Source: ggml
Section: libs
Priority: optional
Maintainer: Mathieu Baudier <mbaudier@argeo.org>
Standards-Version: 4.7.2
Vcs-Browser: https://git.djapps.eu/?p=pkg/ggml/sources/ggml;a=summary
Vcs-Git: https://git.djapps.eu/pkg/ggml/sources/ggml
Homepage: https://github.com/ggml-org/ggml
Build-Depends: cmake,
               debhelper-compat (= 13),
               pkgconf,
               libvulkan-dev            [amd64] <!pkg.ggml.novulkan>,
               glslc                    [amd64] <!pkg.ggml.novulkan>,
               nvidia-cuda-toolkit-gcc  [amd64] <!pkg.ggml.nocuda>,
Rules-Requires-Root: no

Package: libggml-base0
Architecture: any
Multi-Arch: same
Depends: ${misc:Depends},
         ${shlibs:Depends}
Description: Tensor library for machine learning (base)
 The ggml base library provides the backend-independent API
 upon which specialized libraries or applications can be built.

Package: libggml0
Architecture: any
Multi-Arch: same
Depends: libggml-base0 (= ${binary:Version}),
         ${misc:Depends},
         ${shlibs:Depends},
Description: Tensor library for machine learning (loader)
 The ggml library is a thin high-level layer mostly
 responsible for loading the various ggml backends,
 and connect them to the API provided by the ggml base library.

Package: libggml-dev
Section: libdevel
Architecture: any
Multi-Arch: same
Depends: libggml0 (= ${binary:Version}),
         libggml-base0 (= ${binary:Version}),
         ${misc:Depends},
Description: Tensor library for machine learning (development files)
 This developments package provides the files required to build
 software based on ggml.

Package: libggml-backend-cpu
Architecture: any
Multi-Arch: same
Depends: libggml-base0 (= ${binary:Version}),
         ${misc:Depends},
         ${shlibs:Depends}
Description: Tensor library for machine learning (CPU backend)
 The ggml CPU backend provides computations based solely
 on plain CPU, without software or hardware acceleration.
 It is available as a set of dynamically loaded libraries optimized
 for various CPU families, depending on their specific capabilities.
 The ggml library will automatically select the most appropriate one,
 allowing one to run computations on older CPU while still benefiting from
 the capabilities of recent ones.

Package: libggml-backend-rpc
Architecture: any
Multi-Arch: same
Depends: libggml-base0 (= ${binary:Version}),
         ${misc:Depends},
         ${shlibs:Depends}
Description: Tensor library for machine learning (RPC backend)
 The ggml RPC backend allows one to distribute computations over
 the network on remote ggml backends.

Package: libggml-backend-vulkan
Architecture: amd64
Multi-Arch: same
Depends: libggml-base0 (= ${binary:Version}),
         ${misc:Depends},
         ${shlibs:Depends}
Build-Profiles: <!pkg.ggml.novulkan>
Description: Tensor library for machine learning (Vulkan backend)
 The ggml Vulkan backend provides hardware acceleration of the
 computations based on the Vulkan API. This is typically used
 to leverage GPU parallel computations capabilities.
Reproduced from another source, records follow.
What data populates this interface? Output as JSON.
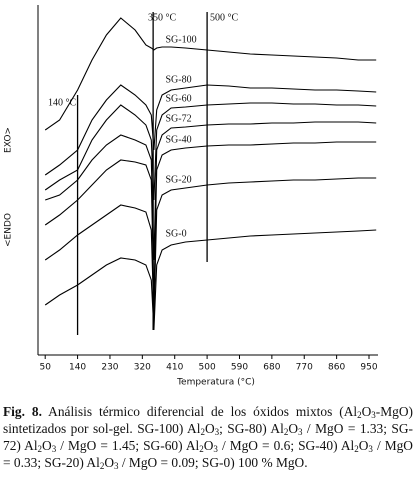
{
  "chart_data": {
    "type": "line",
    "x_label": "Temperatura (°C)",
    "y_labels": [
      "<ENDO",
      "EXO>"
    ],
    "x": [
      50,
      90,
      140,
      180,
      220,
      260,
      300,
      330,
      345,
      352,
      360,
      375,
      400,
      440,
      500,
      560,
      620,
      680,
      740,
      800,
      860,
      920,
      970
    ],
    "series": [
      {
        "name": "SG-100",
        "color": "#000000",
        "values": [
          225,
          235,
          265,
          295,
          320,
          337,
          325,
          310,
          307,
          305,
          307,
          308,
          308,
          307,
          305,
          303,
          301,
          300,
          299,
          298,
          297,
          295,
          295
        ]
      },
      {
        "name": "SG-80",
        "color": "#000000",
        "values": [
          180,
          190,
          205,
          235,
          255,
          270,
          260,
          250,
          240,
          205,
          245,
          260,
          265,
          267,
          270,
          269,
          267,
          267,
          266,
          265,
          265,
          264,
          263
        ]
      },
      {
        "name": "SG-60",
        "color": "#000000",
        "values": [
          165,
          175,
          185,
          215,
          235,
          250,
          240,
          230,
          215,
          155,
          225,
          240,
          247,
          248,
          250,
          251,
          252,
          252,
          251,
          251,
          250,
          250,
          249
        ]
      },
      {
        "name": "SG-72",
        "color": "#000000",
        "values": [
          155,
          160,
          175,
          195,
          210,
          220,
          215,
          210,
          195,
          95,
          205,
          220,
          227,
          228,
          230,
          231,
          231,
          232,
          232,
          233,
          233,
          233,
          232
        ]
      },
      {
        "name": "SG-40",
        "color": "#000000",
        "values": [
          130,
          140,
          155,
          170,
          185,
          195,
          193,
          190,
          175,
          55,
          185,
          200,
          205,
          207,
          209,
          210,
          210,
          211,
          212,
          212,
          213,
          213,
          213
        ]
      },
      {
        "name": "SG-20",
        "color": "#000000",
        "values": [
          95,
          105,
          120,
          130,
          140,
          150,
          147,
          143,
          125,
          35,
          145,
          160,
          165,
          167,
          170,
          172,
          173,
          174,
          175,
          175,
          176,
          177,
          177
        ]
      },
      {
        "name": "SG-0",
        "color": "#000000",
        "values": [
          50,
          60,
          70,
          80,
          90,
          97,
          95,
          90,
          75,
          25,
          90,
          105,
          110,
          113,
          115,
          117,
          119,
          120,
          121,
          122,
          123,
          124,
          125
        ]
      }
    ],
    "xlim": [
      30,
      975
    ],
    "xticks": [
      50,
      140,
      230,
      320,
      410,
      500,
      590,
      680,
      770,
      860,
      950
    ],
    "ylim": [
      0,
      350
    ],
    "vlines": [
      {
        "x": 140,
        "label": "140 °C"
      },
      {
        "x": 350,
        "label": "350 °C"
      },
      {
        "x": 500,
        "label": "500 °C"
      }
    ]
  },
  "caption": {
    "label": "Fig. 8.",
    "parts": [
      " Análisis térmico diferencial de los óxidos mixtos (Al",
      {
        "sub": "2"
      },
      "O",
      {
        "sub": "3"
      },
      "-MgO) sintetizados por sol-gel. SG-100) Al",
      {
        "sub": "2"
      },
      "O",
      {
        "sub": "3"
      },
      "; SG-80) Al",
      {
        "sub": "2"
      },
      "O",
      {
        "sub": "3"
      },
      " / MgO = 1.33; SG-72) Al",
      {
        "sub": "2"
      },
      "O",
      {
        "sub": "3"
      },
      " / MgO = 1.45; SG-60) Al",
      {
        "sub": "2"
      },
      "O",
      {
        "sub": "3"
      },
      " / MgO = 0.6; SG-40) Al",
      {
        "sub": "2"
      },
      "O",
      {
        "sub": "3"
      },
      " / MgO = 0.33; SG-20) Al",
      {
        "sub": "2"
      },
      "O",
      {
        "sub": "3"
      },
      " / MgO = 0.09; SG-0) 100 % MgO."
    ]
  }
}
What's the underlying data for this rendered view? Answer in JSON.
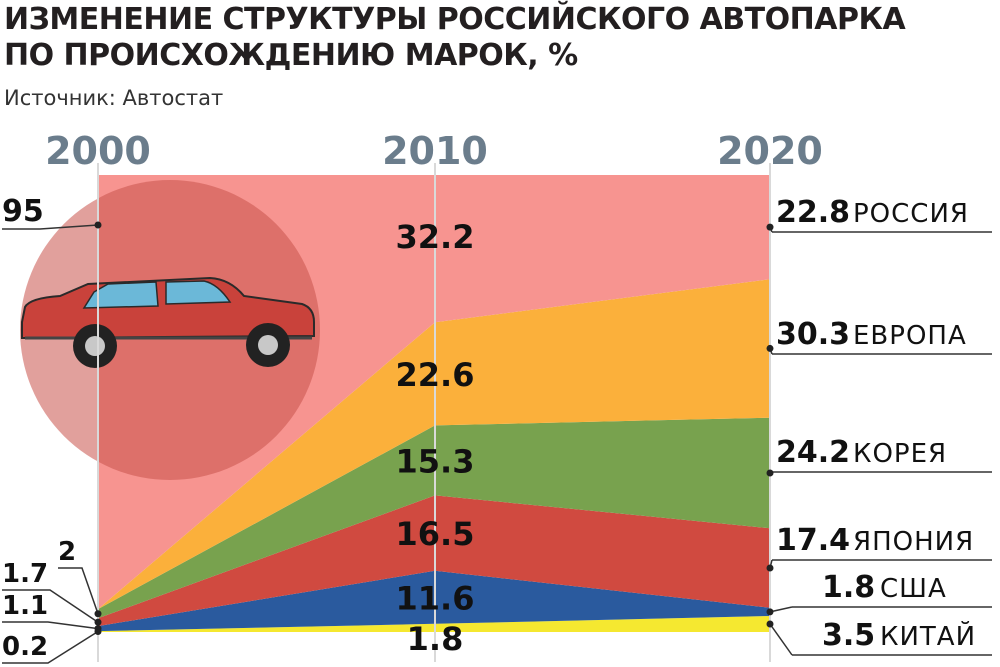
{
  "title_line1": "ИЗМЕНЕНИЕ СТРУКТУРЫ РОССИЙСКОГО АВТОПАРКА",
  "title_line2": "ПО ПРОИСХОЖДЕНИЮ МАРОК, %",
  "source": "Источник: Автостат",
  "chart_data": {
    "type": "area",
    "stacked": true,
    "x": [
      "2000",
      "2010",
      "2020"
    ],
    "series": [
      {
        "name": "КИТАЙ",
        "values": [
          0.2,
          1.8,
          3.5
        ],
        "labels": [
          "0.2",
          "1.8",
          "3.5"
        ],
        "color": "#f5e830"
      },
      {
        "name": "США",
        "values": [
          1.1,
          11.6,
          1.8
        ],
        "labels": [
          "1.1",
          "11.6",
          "1.8"
        ],
        "color": "#2a5a9e"
      },
      {
        "name": "ЯПОНИЯ",
        "values": [
          1.7,
          16.5,
          17.4
        ],
        "labels": [
          "1.7",
          "16.5",
          "17.4"
        ],
        "color": "#d04a40"
      },
      {
        "name": "КОРЕЯ",
        "values": [
          2,
          15.3,
          24.2
        ],
        "labels": [
          "2",
          "15.3",
          "24.2"
        ],
        "color": "#78a24e"
      },
      {
        "name": "ЕВРОПА",
        "values": [
          0,
          22.6,
          30.3
        ],
        "labels": [
          "",
          "22.6",
          "30.3"
        ],
        "color": "#fbb03b"
      },
      {
        "name": "РОССИЯ",
        "values": [
          95,
          32.2,
          22.8
        ],
        "labels": [
          "95",
          "32.2",
          "22.8"
        ],
        "color": "#f79490"
      }
    ],
    "ylim": [
      0,
      100
    ],
    "legend_position": "right"
  }
}
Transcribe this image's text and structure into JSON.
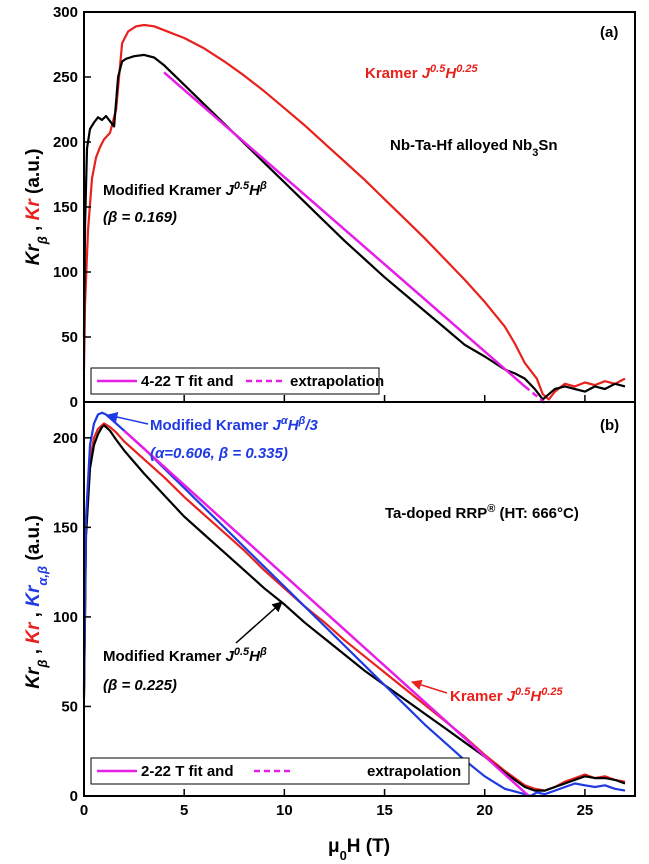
{
  "chart_data": [
    {
      "type": "line",
      "panel_label": "(a)",
      "sample_label": {
        "pre": "Nb-Ta-Hf alloyed Nb",
        "sub": "3",
        "post": "Sn"
      },
      "xlim": [
        0,
        27.5
      ],
      "ylim": [
        0,
        300
      ],
      "yticks": [
        0,
        50,
        100,
        150,
        200,
        250,
        300
      ],
      "ylabel": {
        "p1": "Kr",
        "s1": "β",
        "sep": " , ",
        "p2": "Kr",
        "unit": " (a.u.)"
      },
      "series": [
        {
          "name": "Kramer J0.5H0.25",
          "color": "#e8211d",
          "x": [
            0,
            0.05,
            0.2,
            0.4,
            0.6,
            0.8,
            1.0,
            1.3,
            1.6,
            1.9,
            2.2,
            2.6,
            3.0,
            3.5,
            4.0,
            5,
            6,
            7,
            8,
            9,
            10,
            11,
            12,
            13,
            14,
            15,
            16,
            17,
            18,
            19,
            20,
            21,
            21.5,
            22,
            22.3,
            22.6,
            22.9,
            23.2,
            23.5,
            24,
            24.5,
            25,
            25.5,
            26,
            26.5,
            27
          ],
          "y": [
            25,
            75,
            132,
            172,
            188,
            196,
            202,
            207,
            225,
            276,
            285,
            289,
            290,
            289,
            286,
            280,
            272,
            262,
            251,
            239,
            226,
            213,
            199,
            185,
            171,
            156,
            141,
            126,
            110,
            94,
            77,
            58,
            45,
            30,
            24,
            18,
            6,
            2,
            8,
            14,
            12,
            15,
            13,
            16,
            14,
            18
          ]
        },
        {
          "name": "Modified Kramer J0.5Hβ (β = 0.169)",
          "color": "#000000",
          "x": [
            0,
            0.05,
            0.15,
            0.3,
            0.5,
            0.7,
            0.9,
            1.1,
            1.3,
            1.5,
            1.7,
            1.9,
            2.1,
            2.5,
            3.0,
            3.5,
            4.0,
            5,
            6,
            7,
            8,
            9,
            10,
            11,
            12,
            13,
            14,
            15,
            16,
            17,
            18,
            19,
            20,
            21,
            21.5,
            22,
            22.5,
            22.9,
            23.2,
            23.5,
            24,
            24.5,
            25,
            25.5,
            26,
            26.5,
            27
          ],
          "y": [
            50,
            135,
            195,
            210,
            215,
            219,
            217,
            220,
            216,
            212,
            250,
            262,
            264,
            266,
            267,
            265,
            259,
            244,
            229,
            214,
            199,
            184,
            169,
            154,
            139,
            124,
            110,
            96,
            83,
            70,
            57,
            44,
            35,
            25,
            22,
            18,
            10,
            2,
            6,
            10,
            12,
            10,
            8,
            12,
            10,
            14,
            12
          ]
        },
        {
          "name": "4-22 T fit",
          "color": "#e61ee6",
          "dashed": false,
          "x": [
            4,
            22
          ],
          "y": [
            253.5,
            12
          ]
        },
        {
          "name": "extrapolation",
          "color": "#e61ee6",
          "dashed": true,
          "x": [
            22,
            23
          ],
          "y": [
            12,
            -0.6
          ]
        }
      ],
      "annotations": {
        "kramer": {
          "pre": "Kramer ",
          "j": "J",
          "jsup": "0.5",
          "h": "H",
          "hsup": "0.25"
        },
        "modified": {
          "pre": "Modified Kramer ",
          "j": "J",
          "jsup": "0.5",
          "h": "H",
          "hsup": "β"
        },
        "beta": "(β = 0.169)"
      },
      "legend": {
        "fit": "4-22 T fit and",
        "extra": "extrapolation",
        "placement": "bottom-left"
      }
    },
    {
      "type": "line",
      "panel_label": "(b)",
      "sample_label": {
        "pre": "Ta-doped RRP",
        "sup": "®",
        "post": " (HT: 666°C)"
      },
      "xlim": [
        0,
        27.5
      ],
      "ylim": [
        0,
        220
      ],
      "yticks": [
        0,
        50,
        100,
        150,
        200
      ],
      "xticks": [
        0,
        5,
        10,
        15,
        20,
        25
      ],
      "xlabel": {
        "mu": "μ",
        "sub": "0",
        "rest": "H (T)"
      },
      "ylabel": {
        "p1": "Kr",
        "s1": "β",
        "sep": " , ",
        "p2": "Kr",
        "sep2": " , ",
        "p3": "Kr",
        "s3": "α,β",
        "unit": " (a.u.)"
      },
      "series": [
        {
          "name": "Kramer J0.5H0.25",
          "color": "#e8211d",
          "x": [
            0,
            0.1,
            0.3,
            0.5,
            0.7,
            0.9,
            1.0,
            1.3,
            1.6,
            2,
            3,
            4,
            5,
            6,
            7,
            8,
            9,
            10,
            11,
            12,
            13,
            14,
            15,
            16,
            17,
            18,
            19,
            20,
            21,
            22,
            22.5,
            23,
            23.5,
            24,
            24.5,
            25,
            25.5,
            26,
            26.5,
            27
          ],
          "y": [
            60,
            150,
            188,
            200,
            205,
            207,
            208,
            206,
            203,
            198,
            188,
            178,
            167,
            157,
            147,
            137,
            126,
            116,
            106,
            97,
            87,
            78,
            69,
            60,
            51,
            42,
            33,
            23,
            14,
            6,
            4,
            3,
            5,
            8,
            10,
            12,
            10,
            11,
            9,
            8
          ]
        },
        {
          "name": "Modified Kramer J0.5Hβ (β = 0.225)",
          "color": "#000000",
          "x": [
            0,
            0.1,
            0.3,
            0.5,
            0.7,
            0.9,
            1.0,
            1.3,
            1.6,
            2,
            3,
            4,
            5,
            6,
            7,
            8,
            9,
            10,
            11,
            12,
            13,
            14,
            15,
            16,
            17,
            18,
            19,
            20,
            21,
            22,
            22.5,
            23,
            23.5,
            24,
            24.5,
            25,
            25.5,
            26,
            26.5,
            27
          ],
          "y": [
            55,
            145,
            183,
            196,
            202,
            206,
            207,
            204,
            199,
            193,
            180,
            168,
            156,
            146,
            136,
            126,
            116,
            107,
            97,
            88,
            79,
            70,
            62,
            54,
            46,
            38,
            30,
            22,
            13,
            5,
            3,
            3,
            5,
            7,
            9,
            11,
            10,
            10,
            9,
            7
          ]
        },
        {
          "name": "Modified Kramer JαHβ/3 (α=0.606, β = 0.335)",
          "color": "#1f39e3",
          "x": [
            0,
            0.1,
            0.3,
            0.5,
            0.7,
            0.9,
            1.1,
            1.4,
            1.8,
            2.2,
            3,
            4,
            5,
            6,
            7,
            8,
            9,
            10,
            11,
            12,
            13,
            14,
            15,
            16,
            17,
            18,
            19,
            20,
            21,
            22,
            22.3,
            22.6,
            23,
            23.5,
            24,
            24.5,
            25,
            25.5,
            26,
            26.5,
            27
          ],
          "y": [
            58,
            155,
            196,
            208,
            213,
            214,
            213,
            210,
            206,
            202,
            194,
            183,
            172,
            161,
            150,
            139,
            128,
            117,
            106,
            95,
            84,
            73,
            62,
            51,
            40,
            30,
            20,
            11,
            4,
            1,
            0,
            2,
            1,
            3,
            5,
            7,
            6,
            5,
            6,
            4,
            3
          ]
        },
        {
          "name": "2-22 T fit",
          "color": "#e61ee6",
          "dashed": false,
          "x": [
            2,
            22
          ],
          "y": [
            204,
            2
          ]
        },
        {
          "name": "extrapolation",
          "color": "#e61ee6",
          "dashed": true,
          "x": [
            22,
            22.3
          ],
          "y": [
            2,
            -1
          ]
        }
      ],
      "annotations": {
        "modified_blue": {
          "pre": "Modified Kramer ",
          "j": "J",
          "jsup": "α",
          "h": "H",
          "hsup": "β",
          "post": "/3"
        },
        "params_blue": "(α=0.606, β = 0.335)",
        "modified_black": {
          "pre": "Modified Kramer ",
          "j": "J",
          "jsup": "0.5",
          "h": "H",
          "hsup": "β"
        },
        "beta_black": "(β = 0.225)",
        "kramer": {
          "pre": "Kramer ",
          "j": "J",
          "jsup": "0.5",
          "h": "H",
          "hsup": "0.25"
        }
      },
      "legend": {
        "fit": "2-22 T fit and",
        "extra": "extrapolation",
        "placement": "bottom-left"
      }
    }
  ]
}
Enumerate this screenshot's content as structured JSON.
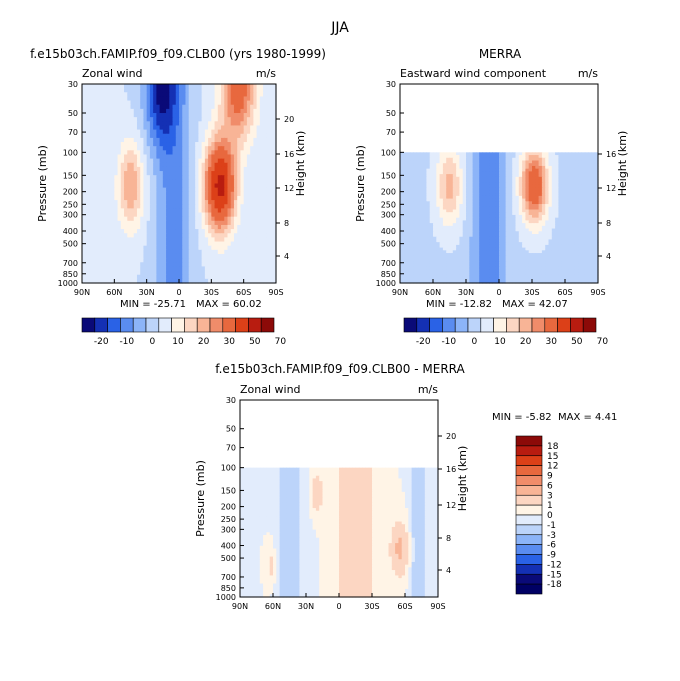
{
  "figure_title": "JJA",
  "chart_data": [
    {
      "type": "heatmap",
      "id": "model",
      "title": "f.e15b03ch.FAMIP.f09_f09.CLB00 (yrs 1980-1999)",
      "variable": "Zonal wind",
      "units": "m/s",
      "ylabel": "Pressure (mb)",
      "ylabel_right": "Height (km)",
      "x_ticks": [
        "90N",
        "60N",
        "30N",
        "0",
        "30S",
        "60S",
        "90S"
      ],
      "y_ticks": [
        "30",
        "50",
        "70",
        "100",
        "150",
        "200",
        "250",
        "300",
        "400",
        "500",
        "700",
        "850",
        "1000"
      ],
      "height_ticks": [
        "4",
        "8",
        "12",
        "16",
        "20"
      ],
      "x_range": [
        90,
        -90
      ],
      "p_range": [
        30,
        1000
      ],
      "min_label": "MIN = -25.71",
      "max_label": "MAX =  60.02",
      "min": -25.71,
      "max": 60.02
    },
    {
      "type": "heatmap",
      "id": "merra",
      "title": "MERRA",
      "variable": "Eastward wind component",
      "units": "m/s",
      "ylabel": "Pressure (mb)",
      "ylabel_right": "Height (km)",
      "x_ticks": [
        "90N",
        "60N",
        "30N",
        "0",
        "30S",
        "60S",
        "90S"
      ],
      "y_ticks": [
        "30",
        "50",
        "70",
        "100",
        "150",
        "200",
        "250",
        "300",
        "400",
        "500",
        "700",
        "850",
        "1000"
      ],
      "height_ticks": [
        "4",
        "8",
        "12",
        "16"
      ],
      "x_range": [
        90,
        -90
      ],
      "p_range": [
        30,
        1000
      ],
      "data_top_p": 100,
      "min_label": "MIN = -12.82",
      "max_label": "MAX =  42.07",
      "min": -12.82,
      "max": 42.07
    },
    {
      "type": "heatmap",
      "id": "diff",
      "title": "f.e15b03ch.FAMIP.f09_f09.CLB00 - MERRA",
      "variable": "Zonal wind",
      "units": "m/s",
      "ylabel": "Pressure (mb)",
      "ylabel_right": "Height (km)",
      "x_ticks": [
        "90N",
        "60N",
        "30N",
        "0",
        "30S",
        "60S",
        "90S"
      ],
      "y_ticks": [
        "30",
        "50",
        "70",
        "100",
        "150",
        "200",
        "250",
        "300",
        "400",
        "500",
        "700",
        "850",
        "1000"
      ],
      "height_ticks": [
        "4",
        "8",
        "12",
        "16",
        "20"
      ],
      "x_range": [
        90,
        -90
      ],
      "p_range": [
        30,
        1000
      ],
      "data_top_p": 100,
      "min_label": "MIN =  -5.82",
      "max_label": "MAX =   4.41",
      "min": -5.82,
      "max": 4.41
    }
  ],
  "colorbar_main": {
    "labels": [
      "-20",
      "-10",
      "0",
      "10",
      "20",
      "30",
      "50",
      "70"
    ],
    "colors": [
      "#0a0a78",
      "#1430b4",
      "#2a62e6",
      "#5a8cf0",
      "#8cb4f8",
      "#bcd4fa",
      "#e2ecfc",
      "#fff4e6",
      "#fcd6c2",
      "#f8b496",
      "#f08c6a",
      "#e8683e",
      "#dc4018",
      "#b81c10",
      "#8c0a08"
    ]
  },
  "colorbar_diff": {
    "labels": [
      "18",
      "15",
      "12",
      "9",
      "6",
      "3",
      "1",
      "0",
      "-1",
      "-3",
      "-6",
      "-9",
      "-12",
      "-15",
      "-18"
    ],
    "colors": [
      "#8c0a08",
      "#b81c10",
      "#dc4018",
      "#e8683e",
      "#f08c6a",
      "#f8b496",
      "#fcd6c2",
      "#fff4e6",
      "#e2ecfc",
      "#bcd4fa",
      "#8cb4f8",
      "#5a8cf0",
      "#2a62e6",
      "#1430b4",
      "#0a0a78",
      "#000064"
    ]
  }
}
Package: libggml-backend-cuda
Architecture: amd64
Multi-Arch: same
Depends: libggml-base0 (= ${binary:Version}),
         ${misc:Depends},
         ${shlibs:Depends}
Build-Profiles: <!pkg.ggml.nocuda>
Description: Tensor library for machine learning (CUDA backend)
 The ggml CUDA backend provides hardware acceleration of the
 computations based on the CUDA API. This is typically used
 to leverage Nvidia GPU parallel computations capabilities.